When we tell people we are going adventuring on a boat that we live on, they often say how frightening this sounds, because it is not a familiar way to live, and that which is not familiar is often frightening. This story is a perfect example of why we love this life. On land, if anxiety hit in the middle of the night, it would likely spin about something that was beyond my control. And SO MUCH is no longer in our control in modern American urban lives. In the attempt to make life easier and more comfortable, people's lives have shifted more and more toward spending their time working at their jobs and hiring other people for all the other parts of their lives. Other people clean the house, repair the car, care for the children, fix the plumbing and the wiring and the roof and, and.... Often, now, in San Francisco, other people select your food, even chop your vegetables. Even the great human pleasure of feeding oneself is outsourced. There are apps where other people will park your car for you, pack your suitcase for you. Freeing you to... just work more and more, it seems! Everything is supposedly moving toward ease and comfort but honestly, no one seems more comfortable. Everyone is always talking about anxiety.
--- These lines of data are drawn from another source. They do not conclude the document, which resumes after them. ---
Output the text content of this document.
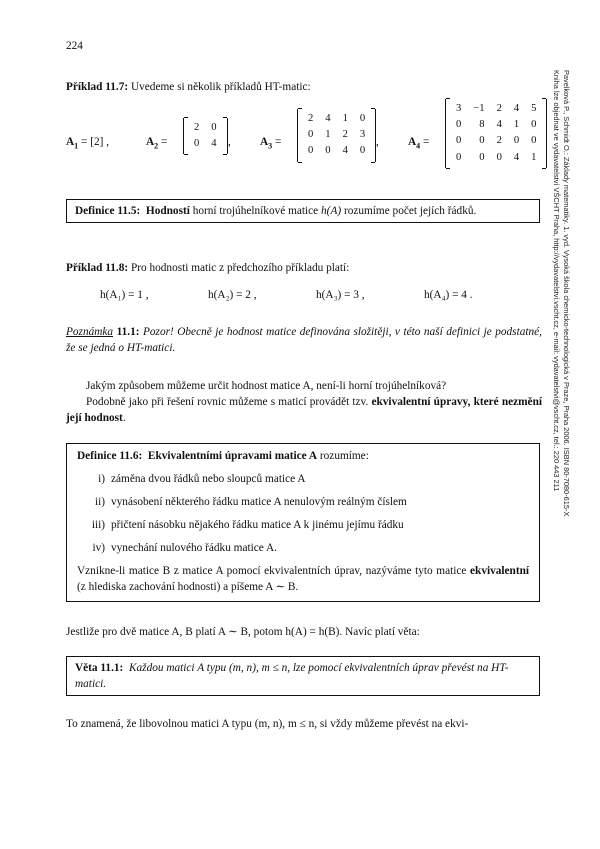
224
Příklad 11.7: Uvedeme si několik příkladů HT-matic:
$A_1 = [2]$ ,	$A_2$ =
2	0
0	4 ,	$A_3$ =
2	4	1	0
0	1	2	3
0	0	4	0
,	$A_4$ =
3	−1	2	4	5
0	8	4	1	0
0	0	2	0	0
0	0	0	4	1
Definice 11.5: Hodností horní trojúhelníkové matice h(A) rozumíme počet jejích řádků.
Příklad 11.8: Pro hodnosti matic z předchozího příkladu platí:
h(A₁) = 1 ,	h(A₂) = 2 ,	h(A₃) = 3 ,	h(A₄) = 4 .
Poznámka 11.1: Pozor! Obecně je hodnost matice definována složitěji, v této naší definici je podstatné, že se jedná o HT-matici.
Jakým způsobem můžeme určit hodnost matice A, není-li horní trojúhelníková?
Podobně jako při řešení rovnic můžeme s maticí provádět tzv. ekvivalentní úpravy, které nezmění její hodnost.
Definice 11.6: Ekvivalentními úpravami matice A rozumíme:
i) záměna dvou řádků nebo sloupců matice A
ii) vynásobení některého řádku matice A nenulovým reálným číslem
iii) přičtení násobku nějakého řádku matice A k jinému jejímu řádku
iv) vynechání nulového řádku matice A.
Vznikne-li matice B z matice A pomocí ekvivalentních úprav, nazýváme tyto matice ekvivalentní (z hlediska zachování hodnosti) a píšeme A ∼ B.
Jestliže pro dvě matice A, B platí A ∼ B, potom h(A) = h(B). Navíc platí věta:
Věta 11.1: Každou matici A typu (m, n), m ≤ n, lze pomocí ekvivalentních úprav převést na HT-matici.
To znamená, že libovolnou matici A typu (m, n), m ≤ n, si vždy můžeme převést na ekvi-
Pavelková P., Schmidt O.: Základy matematiky. 1. vyd. Vysoká škola chemicko-technologická v Praze, Praha 2006. ISBN 80-7080-615-X
Kniha lze objednat ve vydavatelství VŠCHT Praha, http://vydavatelstvi.vscht.cz, e-mail: vydavatelstvi@vscht.cz, tel.: 220 443 211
Modern Americans often hire away responsibility for the everyday maintenance of our lives because we think it will be easier, and we mistake ease for comfort. But in abdicating basic responsibility for ourselves, we lose our grounding. We feel adrift, and we spin, anxious, unconnected.
James and I believe that abdication of the basic maintenance of the means to survival is at the root of a lot of modern anxiety. We find that choosing a simpler/harder life in which we spend more of our time and effort working on the means of our existence makes us feel more grounded (in the happy metaphoric way, not the literal sailing boat-run-aground way), more connected, happier, more peaceful. When the worries hit in the middle of the night, I can shine a flashlight on them. I know how to do that.
We look forward to discussing this in depth over time. We'd love to hear how this resonates for you in the discussion!